The Finnish mobile maker lost €929 million (Dh4.48bn) in the first three months of this year amid tough competition from Apple and handsets running Android software.
Nokia sold 21.4 million mobiles in the Middle East and Africa in the first three months of the year, a 17 per cent decline on the previous quarter.
Regional sales in Nokia's key Devices & Services division amounted to €737m in the first quarter of the year, a 31 per cent decline on the previous quarter.
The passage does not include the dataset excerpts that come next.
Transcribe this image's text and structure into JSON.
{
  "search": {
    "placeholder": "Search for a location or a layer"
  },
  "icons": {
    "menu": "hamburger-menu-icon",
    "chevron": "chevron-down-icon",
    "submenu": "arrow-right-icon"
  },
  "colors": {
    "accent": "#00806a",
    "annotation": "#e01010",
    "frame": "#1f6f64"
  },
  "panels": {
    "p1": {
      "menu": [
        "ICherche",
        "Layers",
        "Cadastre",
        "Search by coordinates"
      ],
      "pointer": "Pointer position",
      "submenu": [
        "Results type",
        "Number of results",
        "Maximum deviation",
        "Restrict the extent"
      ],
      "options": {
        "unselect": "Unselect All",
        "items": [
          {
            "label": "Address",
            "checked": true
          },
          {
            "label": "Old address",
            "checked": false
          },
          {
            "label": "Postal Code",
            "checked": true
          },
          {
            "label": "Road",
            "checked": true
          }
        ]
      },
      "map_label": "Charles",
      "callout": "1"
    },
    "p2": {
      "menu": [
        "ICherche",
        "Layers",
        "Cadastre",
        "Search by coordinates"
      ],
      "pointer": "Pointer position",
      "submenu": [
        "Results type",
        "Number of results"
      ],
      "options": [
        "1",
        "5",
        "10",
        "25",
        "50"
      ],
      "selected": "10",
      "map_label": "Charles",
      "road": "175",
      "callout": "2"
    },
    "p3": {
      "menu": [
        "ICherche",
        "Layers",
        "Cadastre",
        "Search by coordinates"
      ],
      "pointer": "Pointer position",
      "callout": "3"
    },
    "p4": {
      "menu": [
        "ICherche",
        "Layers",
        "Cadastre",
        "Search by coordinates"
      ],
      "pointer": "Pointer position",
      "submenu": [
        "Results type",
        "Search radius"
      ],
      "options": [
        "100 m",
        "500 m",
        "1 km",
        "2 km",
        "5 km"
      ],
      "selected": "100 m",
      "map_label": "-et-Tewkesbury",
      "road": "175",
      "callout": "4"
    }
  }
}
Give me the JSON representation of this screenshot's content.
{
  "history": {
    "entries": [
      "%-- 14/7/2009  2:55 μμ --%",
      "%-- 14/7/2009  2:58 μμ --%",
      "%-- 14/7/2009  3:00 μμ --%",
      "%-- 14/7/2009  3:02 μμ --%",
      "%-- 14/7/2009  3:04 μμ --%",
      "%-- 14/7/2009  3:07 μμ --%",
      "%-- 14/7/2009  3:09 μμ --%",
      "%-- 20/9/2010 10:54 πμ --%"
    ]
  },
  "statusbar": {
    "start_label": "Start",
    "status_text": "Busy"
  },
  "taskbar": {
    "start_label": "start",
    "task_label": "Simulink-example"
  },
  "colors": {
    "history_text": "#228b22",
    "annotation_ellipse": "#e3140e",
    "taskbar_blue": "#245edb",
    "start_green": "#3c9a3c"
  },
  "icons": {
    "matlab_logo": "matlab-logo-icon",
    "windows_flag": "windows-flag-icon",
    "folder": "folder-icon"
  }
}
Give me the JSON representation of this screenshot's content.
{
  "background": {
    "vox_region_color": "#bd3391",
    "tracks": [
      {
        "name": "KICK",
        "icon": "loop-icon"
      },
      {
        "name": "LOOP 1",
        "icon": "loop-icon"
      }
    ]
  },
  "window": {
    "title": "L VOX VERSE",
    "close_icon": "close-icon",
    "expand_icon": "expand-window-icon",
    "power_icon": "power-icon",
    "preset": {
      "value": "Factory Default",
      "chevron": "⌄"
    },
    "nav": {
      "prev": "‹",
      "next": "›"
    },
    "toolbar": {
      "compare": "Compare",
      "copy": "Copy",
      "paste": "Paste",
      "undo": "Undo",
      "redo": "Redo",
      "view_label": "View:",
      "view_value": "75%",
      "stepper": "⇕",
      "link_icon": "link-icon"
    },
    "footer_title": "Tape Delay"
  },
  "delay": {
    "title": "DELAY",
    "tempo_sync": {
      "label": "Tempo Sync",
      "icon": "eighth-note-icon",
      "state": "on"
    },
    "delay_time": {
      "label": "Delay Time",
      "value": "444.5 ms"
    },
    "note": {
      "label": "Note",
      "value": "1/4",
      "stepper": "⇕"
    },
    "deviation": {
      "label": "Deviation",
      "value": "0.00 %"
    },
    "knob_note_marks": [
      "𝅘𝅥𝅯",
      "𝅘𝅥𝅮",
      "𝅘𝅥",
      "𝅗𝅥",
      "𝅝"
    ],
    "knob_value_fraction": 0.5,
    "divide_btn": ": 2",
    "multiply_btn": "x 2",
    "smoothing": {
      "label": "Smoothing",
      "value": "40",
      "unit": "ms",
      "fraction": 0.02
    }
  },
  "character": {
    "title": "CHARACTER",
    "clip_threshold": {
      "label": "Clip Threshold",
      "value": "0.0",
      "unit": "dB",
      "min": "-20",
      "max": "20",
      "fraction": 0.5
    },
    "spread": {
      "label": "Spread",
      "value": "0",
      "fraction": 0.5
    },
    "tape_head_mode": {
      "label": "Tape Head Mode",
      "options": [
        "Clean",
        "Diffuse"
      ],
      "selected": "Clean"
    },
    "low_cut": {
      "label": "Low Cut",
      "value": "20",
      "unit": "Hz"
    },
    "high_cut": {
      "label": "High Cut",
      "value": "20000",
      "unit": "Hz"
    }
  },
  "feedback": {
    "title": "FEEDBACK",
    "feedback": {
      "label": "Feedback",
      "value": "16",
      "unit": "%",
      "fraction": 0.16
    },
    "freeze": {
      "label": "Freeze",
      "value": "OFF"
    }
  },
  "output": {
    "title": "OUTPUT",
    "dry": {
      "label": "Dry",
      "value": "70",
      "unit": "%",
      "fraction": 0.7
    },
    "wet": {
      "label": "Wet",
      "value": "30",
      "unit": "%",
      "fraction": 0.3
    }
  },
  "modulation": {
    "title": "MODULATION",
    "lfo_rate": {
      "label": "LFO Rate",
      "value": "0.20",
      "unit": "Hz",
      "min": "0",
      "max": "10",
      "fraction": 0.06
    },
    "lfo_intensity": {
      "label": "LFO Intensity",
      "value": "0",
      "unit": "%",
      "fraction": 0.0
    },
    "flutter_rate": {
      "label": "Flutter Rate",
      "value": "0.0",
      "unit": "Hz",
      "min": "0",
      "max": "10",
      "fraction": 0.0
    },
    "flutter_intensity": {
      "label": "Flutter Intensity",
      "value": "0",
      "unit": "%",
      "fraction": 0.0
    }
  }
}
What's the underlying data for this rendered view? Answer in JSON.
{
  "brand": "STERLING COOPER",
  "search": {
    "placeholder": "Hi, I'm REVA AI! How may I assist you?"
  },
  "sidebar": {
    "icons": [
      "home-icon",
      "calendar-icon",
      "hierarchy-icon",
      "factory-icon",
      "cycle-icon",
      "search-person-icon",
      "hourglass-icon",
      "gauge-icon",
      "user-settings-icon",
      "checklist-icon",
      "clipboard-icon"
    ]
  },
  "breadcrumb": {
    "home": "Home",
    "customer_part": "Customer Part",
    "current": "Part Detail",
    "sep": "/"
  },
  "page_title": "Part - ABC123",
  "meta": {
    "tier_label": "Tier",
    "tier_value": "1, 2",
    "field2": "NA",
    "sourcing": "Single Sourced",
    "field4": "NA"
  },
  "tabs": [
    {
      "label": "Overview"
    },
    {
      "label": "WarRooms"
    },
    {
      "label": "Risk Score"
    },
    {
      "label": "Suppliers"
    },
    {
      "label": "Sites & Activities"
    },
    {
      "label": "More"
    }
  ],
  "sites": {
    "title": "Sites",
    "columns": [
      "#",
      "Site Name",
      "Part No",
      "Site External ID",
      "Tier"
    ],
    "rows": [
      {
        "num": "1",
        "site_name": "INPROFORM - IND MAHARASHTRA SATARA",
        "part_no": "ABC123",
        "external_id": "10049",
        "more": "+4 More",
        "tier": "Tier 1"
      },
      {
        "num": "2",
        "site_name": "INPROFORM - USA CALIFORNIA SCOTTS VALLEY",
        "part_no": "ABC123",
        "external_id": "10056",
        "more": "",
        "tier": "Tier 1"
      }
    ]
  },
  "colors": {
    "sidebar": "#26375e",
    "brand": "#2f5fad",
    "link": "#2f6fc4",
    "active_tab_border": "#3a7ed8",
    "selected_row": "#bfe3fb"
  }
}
That was greater than the global decline of 29 per cent in that division.
Matthew Reed, a senior analyst at Informa Telecoms & Media, said Nokia's woes in the Middle East mirrored those it faced worldwide.
"It has been left behind in the smartphone market," he said. "Nokia is facing similar difficulties here in the Middle East to those that it is facing at a global level."
Nokia last year signed a partnership with Microsoft to incorporate the Windows Phone operating system on its high-end mobile devices.
However, it has not yet launched this range - dubbed the Lumia - in the Middle East, nor has it set a timetable for the regional rollout.
Mr Reed said while the Lumia range had received good reviews that was "no guarantee of success".
Petr Molik, the head of the research division at Mena Corp, agreed Nokia had fallen behind in the smartphone market.
"On a global scale, they are under big pressure from Apple and Android phones," said Mr Molik. "They are in big trouble even with their new phones, and their customer base is eroding."
Mr Molik added Nokia's success in lower-range handsets was not proving profitable.
"They are still very strong in the basic phones. But as of today there is no profits in these phones," he said.
Nokia yesterday promised substantial cost cutting.